Research
Systematic investigation of metabolic reprogramming in different cancers based on multi-omics data
Cancer is a heterogeneous disease. Characterization of such heterogeneity at different scales and resolutions is not well established. Our research strategy consists in leveraging cutting-edge sequencing techniques and bioinformatic approaches to ultimately understand various aspect of tumors.
We have developped a computational pipeline to study metabolic programs in single cells (https://github.com/zhengtaoxiao/Single-Cell-Metabolic-Landscape). By applying this workflow to two representative human cancers, melanoma and head and neck, we enable to explore the metabolic features of different cell type/subtypes and to define principles of the tumor microenvironment (Xiao et al. 2019. Nat. Commun.).
This study has been selected as top10 cancer research publication by the Board of the European Association for Cancer Research (https://magazine.eacr.org/the-eacrs-top-10-cancer-research-publications-november-2019/8/).
Metabolic effects on chromatin modifications and structures
Chromatin and associated epigenetic marks provide important platforms for gene regulation in response to metabolic changes associated with environmental exposures, including physiological stress, nutritional deprivation, and starvation. The fluctuations of key metabolites can influence chromatin modifications, but their effects on chromatin structure (e.g. chromatin compaction, nucleosome arrangement, and chromatin loops) and how they appropriately deposit specific chemical modification on chromatin are largely unknown. We are seeking to investigate the metabolic effects on chromatin modifications and structure, as well as consequences on gene regulation (Xiao & Locasale 2021. Current Opinion in Chemical Biology).

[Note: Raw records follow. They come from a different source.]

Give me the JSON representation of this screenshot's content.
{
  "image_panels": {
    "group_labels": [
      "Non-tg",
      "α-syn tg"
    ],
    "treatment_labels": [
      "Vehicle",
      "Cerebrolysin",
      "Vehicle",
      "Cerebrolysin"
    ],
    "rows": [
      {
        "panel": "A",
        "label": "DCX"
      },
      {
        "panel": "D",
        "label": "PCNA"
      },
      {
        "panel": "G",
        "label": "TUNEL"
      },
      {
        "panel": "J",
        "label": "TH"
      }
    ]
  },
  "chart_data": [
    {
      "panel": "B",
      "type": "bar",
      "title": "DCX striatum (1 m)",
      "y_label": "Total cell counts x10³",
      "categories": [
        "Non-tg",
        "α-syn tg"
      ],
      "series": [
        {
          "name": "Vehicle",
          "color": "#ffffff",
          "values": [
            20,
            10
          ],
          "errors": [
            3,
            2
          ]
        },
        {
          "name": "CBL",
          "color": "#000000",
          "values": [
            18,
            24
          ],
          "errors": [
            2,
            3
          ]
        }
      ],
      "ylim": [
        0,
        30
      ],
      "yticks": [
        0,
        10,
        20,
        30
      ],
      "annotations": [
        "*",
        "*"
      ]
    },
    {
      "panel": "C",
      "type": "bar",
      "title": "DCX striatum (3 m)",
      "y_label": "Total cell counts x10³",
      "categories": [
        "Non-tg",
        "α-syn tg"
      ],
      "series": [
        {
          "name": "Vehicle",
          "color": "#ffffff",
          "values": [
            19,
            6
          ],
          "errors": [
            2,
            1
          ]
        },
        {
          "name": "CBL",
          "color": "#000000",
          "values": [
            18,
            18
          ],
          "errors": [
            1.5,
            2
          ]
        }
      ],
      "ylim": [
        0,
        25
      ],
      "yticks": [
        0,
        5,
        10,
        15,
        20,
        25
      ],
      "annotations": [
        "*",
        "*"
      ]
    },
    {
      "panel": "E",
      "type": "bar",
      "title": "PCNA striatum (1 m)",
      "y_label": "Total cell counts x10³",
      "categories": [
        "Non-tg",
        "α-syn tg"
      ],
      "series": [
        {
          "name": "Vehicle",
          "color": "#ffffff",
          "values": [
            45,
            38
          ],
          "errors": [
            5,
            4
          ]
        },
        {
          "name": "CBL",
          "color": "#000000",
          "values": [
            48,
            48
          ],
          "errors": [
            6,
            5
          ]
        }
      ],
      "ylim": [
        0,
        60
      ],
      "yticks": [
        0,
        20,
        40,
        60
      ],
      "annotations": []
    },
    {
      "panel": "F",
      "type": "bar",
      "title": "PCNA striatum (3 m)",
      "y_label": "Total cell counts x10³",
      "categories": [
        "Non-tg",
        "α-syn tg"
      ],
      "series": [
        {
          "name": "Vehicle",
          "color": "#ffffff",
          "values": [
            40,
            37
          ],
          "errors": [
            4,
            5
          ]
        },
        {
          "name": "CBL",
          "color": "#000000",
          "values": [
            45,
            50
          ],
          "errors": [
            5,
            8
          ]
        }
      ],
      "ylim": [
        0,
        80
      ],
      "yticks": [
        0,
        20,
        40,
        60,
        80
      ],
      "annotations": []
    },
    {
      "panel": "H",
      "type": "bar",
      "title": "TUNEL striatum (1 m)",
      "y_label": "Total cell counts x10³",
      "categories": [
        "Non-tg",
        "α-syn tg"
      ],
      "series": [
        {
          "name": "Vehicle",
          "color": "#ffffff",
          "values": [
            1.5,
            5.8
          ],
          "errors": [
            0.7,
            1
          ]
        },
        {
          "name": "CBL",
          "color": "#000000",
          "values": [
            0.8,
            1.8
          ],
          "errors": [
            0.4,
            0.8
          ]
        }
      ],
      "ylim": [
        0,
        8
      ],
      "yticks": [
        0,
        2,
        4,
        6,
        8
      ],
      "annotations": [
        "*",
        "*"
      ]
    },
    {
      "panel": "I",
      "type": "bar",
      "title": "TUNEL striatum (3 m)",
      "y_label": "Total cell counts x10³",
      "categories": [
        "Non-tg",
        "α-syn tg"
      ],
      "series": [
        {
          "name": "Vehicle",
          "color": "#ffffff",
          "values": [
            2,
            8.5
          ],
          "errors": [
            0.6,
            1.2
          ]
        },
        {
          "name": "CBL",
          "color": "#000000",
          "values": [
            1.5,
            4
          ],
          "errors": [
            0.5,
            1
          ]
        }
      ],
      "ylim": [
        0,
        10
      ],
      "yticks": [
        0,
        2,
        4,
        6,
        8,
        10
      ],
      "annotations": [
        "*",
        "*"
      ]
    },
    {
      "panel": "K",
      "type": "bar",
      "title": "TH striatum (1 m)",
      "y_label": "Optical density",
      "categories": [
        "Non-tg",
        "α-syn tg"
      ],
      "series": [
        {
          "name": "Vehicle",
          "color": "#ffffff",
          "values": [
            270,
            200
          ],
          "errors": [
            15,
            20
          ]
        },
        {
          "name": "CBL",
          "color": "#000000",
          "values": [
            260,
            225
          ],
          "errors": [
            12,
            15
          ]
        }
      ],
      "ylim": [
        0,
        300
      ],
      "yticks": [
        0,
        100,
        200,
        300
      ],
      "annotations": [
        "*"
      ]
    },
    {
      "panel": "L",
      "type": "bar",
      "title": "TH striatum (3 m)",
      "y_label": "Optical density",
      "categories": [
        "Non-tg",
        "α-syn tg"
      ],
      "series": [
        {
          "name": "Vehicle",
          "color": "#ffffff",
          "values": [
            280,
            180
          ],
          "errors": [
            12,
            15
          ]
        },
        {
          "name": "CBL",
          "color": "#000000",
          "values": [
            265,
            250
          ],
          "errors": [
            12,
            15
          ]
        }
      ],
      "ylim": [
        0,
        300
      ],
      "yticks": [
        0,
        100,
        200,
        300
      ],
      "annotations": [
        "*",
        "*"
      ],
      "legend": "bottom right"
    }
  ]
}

Identification of genome-wide translation dysregulations and novel translated peptides with ribosome profiling data
By capturing and sequencing the RNA fragments protected by translating ribosomes, ribosome profiling provides snapshots of translation at subcodon resolution. Specialized for the ribosome profiling data, we developped a computational piple for comprehensively and accurately identifing differentially translated genes in pairwise comparisons (Xiao et al. 2016. Nat. Commun.) and another piple for de novo annotating and charaterizing the translatome (Xiao et al. 2018. NAR.). We provided step-by-step instructions for identifying the actively translated open reading frames (ORFs) and evaluating the translation rates of the predicted ORFs with ribosome profiling data (Zhu et al. 2022. JoVE).